スマ学200のお題
20.百合
昼休み。ここはすま組の教室。
「あ、にぃにだ」
今日も昼食を終えてから妹のピチカの様子を見に現れたスピカは、プッキーという長細い棒状で大部分にチョコのかかったお菓子を持さ……え? 名前が違う?

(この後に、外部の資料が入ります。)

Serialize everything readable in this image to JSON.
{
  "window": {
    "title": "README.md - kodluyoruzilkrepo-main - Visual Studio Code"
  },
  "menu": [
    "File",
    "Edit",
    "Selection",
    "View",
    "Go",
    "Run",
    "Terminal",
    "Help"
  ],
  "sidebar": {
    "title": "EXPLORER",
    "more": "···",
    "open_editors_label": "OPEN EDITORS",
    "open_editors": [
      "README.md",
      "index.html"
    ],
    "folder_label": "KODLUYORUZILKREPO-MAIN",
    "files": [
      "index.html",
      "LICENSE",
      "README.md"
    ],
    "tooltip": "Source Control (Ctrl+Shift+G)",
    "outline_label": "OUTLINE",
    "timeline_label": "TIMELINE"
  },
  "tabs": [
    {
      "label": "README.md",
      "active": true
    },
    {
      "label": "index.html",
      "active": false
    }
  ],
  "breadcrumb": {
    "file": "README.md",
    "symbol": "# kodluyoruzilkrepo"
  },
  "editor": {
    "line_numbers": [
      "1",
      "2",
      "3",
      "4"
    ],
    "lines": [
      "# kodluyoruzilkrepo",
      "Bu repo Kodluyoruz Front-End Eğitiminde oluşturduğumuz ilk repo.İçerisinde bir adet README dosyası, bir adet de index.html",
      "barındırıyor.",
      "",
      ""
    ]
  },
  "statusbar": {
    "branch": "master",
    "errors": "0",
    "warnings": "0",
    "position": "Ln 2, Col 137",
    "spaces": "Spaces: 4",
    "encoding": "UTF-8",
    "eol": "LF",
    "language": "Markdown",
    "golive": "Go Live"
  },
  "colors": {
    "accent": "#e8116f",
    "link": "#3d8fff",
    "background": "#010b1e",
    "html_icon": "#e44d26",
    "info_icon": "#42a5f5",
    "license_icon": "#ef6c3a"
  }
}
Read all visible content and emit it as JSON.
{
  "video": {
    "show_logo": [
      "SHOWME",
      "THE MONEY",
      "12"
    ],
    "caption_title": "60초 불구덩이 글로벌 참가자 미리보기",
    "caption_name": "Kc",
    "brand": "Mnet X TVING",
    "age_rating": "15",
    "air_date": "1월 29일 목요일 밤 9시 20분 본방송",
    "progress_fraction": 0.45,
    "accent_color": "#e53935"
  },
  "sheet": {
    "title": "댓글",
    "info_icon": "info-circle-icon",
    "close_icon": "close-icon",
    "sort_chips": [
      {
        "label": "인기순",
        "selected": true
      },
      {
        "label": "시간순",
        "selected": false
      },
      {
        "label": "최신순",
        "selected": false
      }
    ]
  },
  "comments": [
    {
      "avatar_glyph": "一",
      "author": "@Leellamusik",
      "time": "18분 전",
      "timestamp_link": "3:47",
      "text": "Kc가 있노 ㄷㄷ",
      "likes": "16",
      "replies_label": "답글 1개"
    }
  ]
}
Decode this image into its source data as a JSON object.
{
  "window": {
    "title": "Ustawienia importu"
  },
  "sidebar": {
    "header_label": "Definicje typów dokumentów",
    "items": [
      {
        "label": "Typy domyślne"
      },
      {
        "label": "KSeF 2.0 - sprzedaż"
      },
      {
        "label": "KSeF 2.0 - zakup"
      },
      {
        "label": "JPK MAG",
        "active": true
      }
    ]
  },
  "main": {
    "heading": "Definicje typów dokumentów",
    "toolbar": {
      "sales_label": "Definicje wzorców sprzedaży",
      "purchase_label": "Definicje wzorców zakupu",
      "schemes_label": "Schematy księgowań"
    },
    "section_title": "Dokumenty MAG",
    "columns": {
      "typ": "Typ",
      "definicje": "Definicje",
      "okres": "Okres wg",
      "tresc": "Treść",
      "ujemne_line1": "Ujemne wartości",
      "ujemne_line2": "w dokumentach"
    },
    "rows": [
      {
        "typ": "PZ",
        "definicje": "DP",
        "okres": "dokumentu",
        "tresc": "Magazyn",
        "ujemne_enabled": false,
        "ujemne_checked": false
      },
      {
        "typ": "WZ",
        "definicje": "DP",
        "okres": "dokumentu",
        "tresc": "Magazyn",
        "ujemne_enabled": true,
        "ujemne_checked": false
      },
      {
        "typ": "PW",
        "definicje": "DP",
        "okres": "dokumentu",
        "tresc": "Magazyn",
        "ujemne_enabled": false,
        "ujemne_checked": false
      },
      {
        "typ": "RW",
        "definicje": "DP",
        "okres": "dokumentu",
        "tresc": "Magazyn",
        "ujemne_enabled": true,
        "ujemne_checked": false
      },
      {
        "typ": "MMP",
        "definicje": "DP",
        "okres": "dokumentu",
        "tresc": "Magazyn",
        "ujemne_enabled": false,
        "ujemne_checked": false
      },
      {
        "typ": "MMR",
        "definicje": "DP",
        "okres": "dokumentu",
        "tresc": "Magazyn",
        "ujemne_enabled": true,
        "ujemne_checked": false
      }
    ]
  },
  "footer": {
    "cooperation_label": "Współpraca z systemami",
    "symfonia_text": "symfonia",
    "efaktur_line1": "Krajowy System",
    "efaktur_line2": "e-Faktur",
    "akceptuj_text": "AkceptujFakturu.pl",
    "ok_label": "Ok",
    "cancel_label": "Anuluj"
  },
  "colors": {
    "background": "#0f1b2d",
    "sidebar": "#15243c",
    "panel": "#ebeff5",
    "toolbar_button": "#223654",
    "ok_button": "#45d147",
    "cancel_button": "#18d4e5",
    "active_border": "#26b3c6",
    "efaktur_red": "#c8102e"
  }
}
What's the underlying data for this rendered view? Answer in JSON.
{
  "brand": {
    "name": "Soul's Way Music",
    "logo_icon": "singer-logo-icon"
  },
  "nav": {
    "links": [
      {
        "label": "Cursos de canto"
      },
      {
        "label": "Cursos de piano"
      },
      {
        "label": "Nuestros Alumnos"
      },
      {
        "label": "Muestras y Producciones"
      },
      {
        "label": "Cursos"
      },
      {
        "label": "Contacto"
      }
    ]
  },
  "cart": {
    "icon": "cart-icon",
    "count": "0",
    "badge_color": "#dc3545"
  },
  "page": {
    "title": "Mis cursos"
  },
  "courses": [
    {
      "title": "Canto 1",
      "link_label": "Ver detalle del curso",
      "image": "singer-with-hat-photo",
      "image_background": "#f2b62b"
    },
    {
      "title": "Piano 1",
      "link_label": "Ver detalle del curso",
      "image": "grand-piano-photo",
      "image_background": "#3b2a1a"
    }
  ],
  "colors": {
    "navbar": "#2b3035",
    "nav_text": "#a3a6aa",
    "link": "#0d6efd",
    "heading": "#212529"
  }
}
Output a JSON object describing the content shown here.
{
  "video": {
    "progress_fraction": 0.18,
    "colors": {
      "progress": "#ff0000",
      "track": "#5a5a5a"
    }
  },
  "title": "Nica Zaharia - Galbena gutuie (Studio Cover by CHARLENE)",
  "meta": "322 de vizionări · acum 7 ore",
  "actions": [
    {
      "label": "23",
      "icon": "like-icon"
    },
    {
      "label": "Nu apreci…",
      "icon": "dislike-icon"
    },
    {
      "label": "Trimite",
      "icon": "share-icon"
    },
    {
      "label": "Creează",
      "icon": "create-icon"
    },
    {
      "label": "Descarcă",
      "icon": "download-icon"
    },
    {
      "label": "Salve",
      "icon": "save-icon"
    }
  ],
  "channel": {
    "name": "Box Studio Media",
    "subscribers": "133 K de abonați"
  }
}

何言ってるんですか。今までもこれからも、このお菓子の商品名はプッキーですよ。
「一本ちょーだい」
「ん。いくらでもどーぞ」
全く。妹のピチカの前となるとすぐこれだ。でれでれしながら箱を差し出すスピカに、ルーティは悪戯心を擽られて。
「僕も一本もーらいっ」
「あ、こら」
席を立ち、スピカの後ろから手を伸ばしてプッキーを奪う。スピカが振り向いたところで、ルーティはプッキーを口に銜え、
「ん」
食べる? と、差し出す。
「……ぁ、阿呆か!」
「んー」
「よ、せって、ばかっ」
瞼を閉じ、それらしく詰め寄るルーティに、スピカは頬を染めてたじたじに。
「っ、の」
結局は押し負かされて、反対側を口に銜える。少しずつ、かじって距離を詰めていく様子に、付き添いのダークウルフは。
「びーえる、というやつか?」
「いいえ。あれは百合よ。百合だわ」
鼻血を垂らしながら答えるピーチに、ダークウルフは静かにハンカチを差し出した。